‘Ska Royale’ from the Copacetics

You haven’t heard of the Copacetics?  Well, this 8-piece from Rhode Island has dropped a new album entitled ‘Ska Royale.’  Let’s have a listen…


  1. “Ska Royale”- Let’s get things rollin’ with a fantastic instrumental. The saxophone never sounded smoother!  Grade: A-


  1. “Que Sera Sera”- Another great traditional number is found in this horn-driven ditty. .  The lead singer’s voice is a sharp contrast to the well-harmonized backing vocals, which works really well.  Grade: A-


  1. “Woman of My Dreams”- Even for a traditional ska tune, this one’s a bit on the slower side. Instrumentally, there are a lot of great things going on, but overall, the song failed to hold my attention.  Grade: B


  1. “Six Outta Seven”- It is rare when even a long-time ska fan such as my self thinks that a song is worthy of a music video.
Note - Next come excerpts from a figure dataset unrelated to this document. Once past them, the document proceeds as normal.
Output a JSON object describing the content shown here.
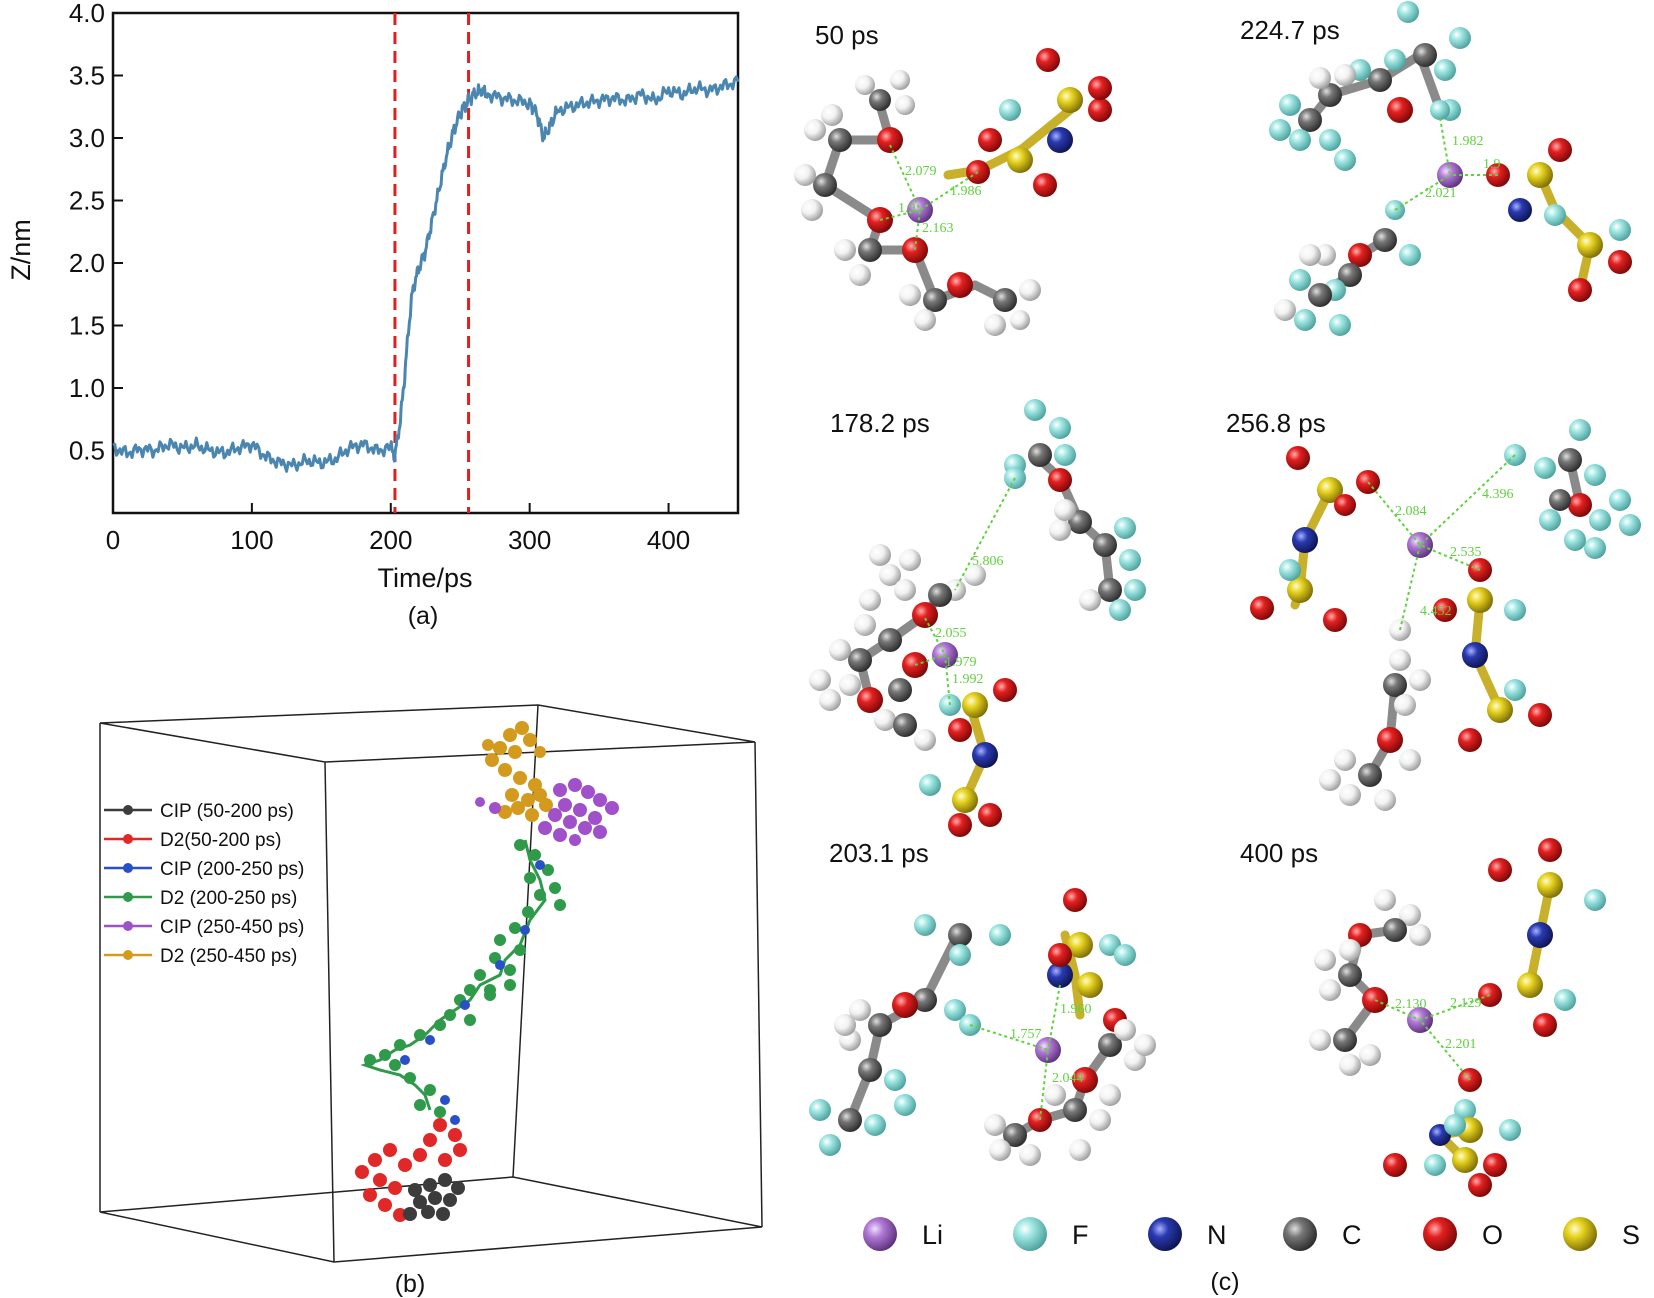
{
  "figure": {
    "panel_a_label": "(a)",
    "panel_b_label": "(b)",
    "panel_c_label": "(c)"
  },
  "chart_data": {
    "type": "line",
    "xlabel": "Time/ps",
    "ylabel": "Z/nm",
    "xlim": [
      0,
      450
    ],
    "ylim": [
      0,
      4.0
    ],
    "x_ticks": [
      "0",
      "100",
      "200",
      "300",
      "400"
    ],
    "y_ticks": [
      "0.5",
      "1.0",
      "1.5",
      "2.0",
      "2.5",
      "3.0",
      "3.5",
      "4.0"
    ],
    "vlines": [
      203,
      256
    ],
    "series": [
      {
        "color": "#4a86b0",
        "x": [
          0,
          10,
          20,
          30,
          40,
          50,
          60,
          70,
          80,
          90,
          100,
          110,
          120,
          130,
          140,
          150,
          160,
          170,
          180,
          190,
          200,
          203,
          207,
          210,
          213,
          216,
          220,
          225,
          230,
          235,
          240,
          245,
          250,
          253,
          256,
          260,
          265,
          270,
          280,
          290,
          300,
          305,
          310,
          315,
          320,
          330,
          340,
          350,
          360,
          370,
          380,
          390,
          400,
          410,
          420,
          430,
          440,
          450
        ],
        "y": [
          0.52,
          0.48,
          0.51,
          0.5,
          0.55,
          0.52,
          0.54,
          0.5,
          0.48,
          0.52,
          0.55,
          0.45,
          0.4,
          0.38,
          0.42,
          0.4,
          0.43,
          0.52,
          0.55,
          0.5,
          0.52,
          0.46,
          0.75,
          1.1,
          1.5,
          1.8,
          1.95,
          2.1,
          2.35,
          2.6,
          2.85,
          3.05,
          3.2,
          3.25,
          3.3,
          3.35,
          3.38,
          3.35,
          3.32,
          3.3,
          3.28,
          3.2,
          3.0,
          3.1,
          3.22,
          3.25,
          3.28,
          3.3,
          3.32,
          3.3,
          3.35,
          3.3,
          3.38,
          3.35,
          3.4,
          3.38,
          3.42,
          3.45
        ]
      }
    ]
  },
  "trajectory": {
    "legend": [
      {
        "label": "CIP (50-200 ps)",
        "color": "#3c3c3c"
      },
      {
        "label": "D2(50-200 ps)",
        "color": "#e02828"
      },
      {
        "label": "CIP (200-250 ps)",
        "color": "#2850c8"
      },
      {
        "label": "D2 (200-250 ps)",
        "color": "#2e9a4a"
      },
      {
        "label": "CIP (250-450 ps)",
        "color": "#a050c8"
      },
      {
        "label": "D2 (250-450 ps)",
        "color": "#d49a1e"
      }
    ]
  },
  "snapshots": [
    {
      "time": "50 ps",
      "distances": [
        "2.079",
        "1.986",
        "1.9",
        "2.163"
      ]
    },
    {
      "time": "224.7 ps",
      "distances": [
        "1.982",
        "2.021",
        "1.9"
      ]
    },
    {
      "time": "178.2 ps",
      "distances": [
        "5.806",
        "2.055",
        "1.979",
        "1.992"
      ]
    },
    {
      "time": "256.8 ps",
      "distances": [
        "2.084",
        "4.396",
        "2.535",
        "4.452"
      ]
    },
    {
      "time": "203.1 ps",
      "distances": [
        "1.960",
        "1.757",
        "2.044"
      ]
    },
    {
      "time": "400 ps",
      "distances": [
        "2.130",
        "2.129",
        "2.201"
      ]
    }
  ],
  "elements_legend": [
    {
      "symbol": "Li",
      "color": "#a46cc8"
    },
    {
      "symbol": "F",
      "color": "#8fe0dc"
    },
    {
      "symbol": "N",
      "color": "#2a3aa0"
    },
    {
      "symbol": "C",
      "color": "#6e6e6e"
    },
    {
      "symbol": "O",
      "color": "#e01e1e"
    },
    {
      "symbol": "S",
      "color": "#e0cc20"
    }
  ]
}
I picture a dude pleading with his girlfriend to have just one night with the boys.  Intersect this with the band playing at a bar with the “boys” in the crowd.  Excellent song which highlights a bluesy guitar riff and a more prominent low roar of the organ.   Grade: A


  1. “Climb on Up”- This one carries over from the last song. I picture the same bar from the last song, at closing time.  The band slow things down while the bartender cleans up and the patrons head out.  A solid tune.  Grade: B+


  1. “No Fool”- “No Fool” will put a little hop in your step. The Copacetics dish out the most light-hearted song thus far.  A big thumbs up on the steel drum solo (definitely the first time I’ve heard this used in a ska song).    Grade: B+


  1. “The Vulture”- I’m really digging “The Vulture” with its many musical elements all rolled into one song. On the surface, it is another traditional instrumental, but I hear bits of surf with glimpses of spaghetti western and sci-fi.  Nice job guys!  Grade: A


  1. “I Ain’t Got No Cookies”- For some reason, I had a hard time taking this one seriously. Again, the instrumentation was top notch, but I just wasn’t a fan of the lyrics.  Grade: B


  1. “Rainy Night”- Cue the background storm sounds! In general, I really love this song, albeit a slower number, although it sounds like it was recorded in a tunnel.  The backing vocals here really add that extra oomph.    Grade: A-


  1. “Lovin’ Man”- Matt Di Chiari’s classic raspiness really shines here. Otherwise, more Copacetics goodness.  Grade: B+


  1. “Long Cold”- “Long Cold” is decent song, but with nothing here that stands out from the pack. Grade: B


  1. “Wreck a Pum Pum”- Being that we are so close to Christmas, I really enjoyed how much this song reminded me of “Little Drummer Boy.” Grade: A-


  1. “Anymore”- The closing track was just alright for me. Grade: B


If you are tired of spinning the same ska punk CDs on your worn out player and are ready to get your traditional fix on, then look no further.  After releasing a thoroughly enjoyable set of tunes in last year’s self-titled album, The Copacetics have done it again.  With a ‘B’ being the lowest grade that I gave out, overall this is a great album from start to finish. The groundwork of The Copacetic’s sound is rooted in traditional ska, but there are also elements of both jazz and blues as well, not to mention a prominent big band feel.  Lead vocalist Matt Chiari’s distinctive voice, sounds like no one else in the biz and pairs nicely with the otherwise smooth instrumentation.  Definitely horn-driven in nature, the guitar and the organ get their time to shine as well over the course of 13 tracks.  Generally more swanky than your typical traditional fare, ‘Ska Royale’ does not sound like you are listening to a recording but rather you are listening to the band live.  This band may be in a bar, on a rainy street or out West.     Great stuff!  If you’re ready to roll the dice on some new tunes, then give Ska Royale a try!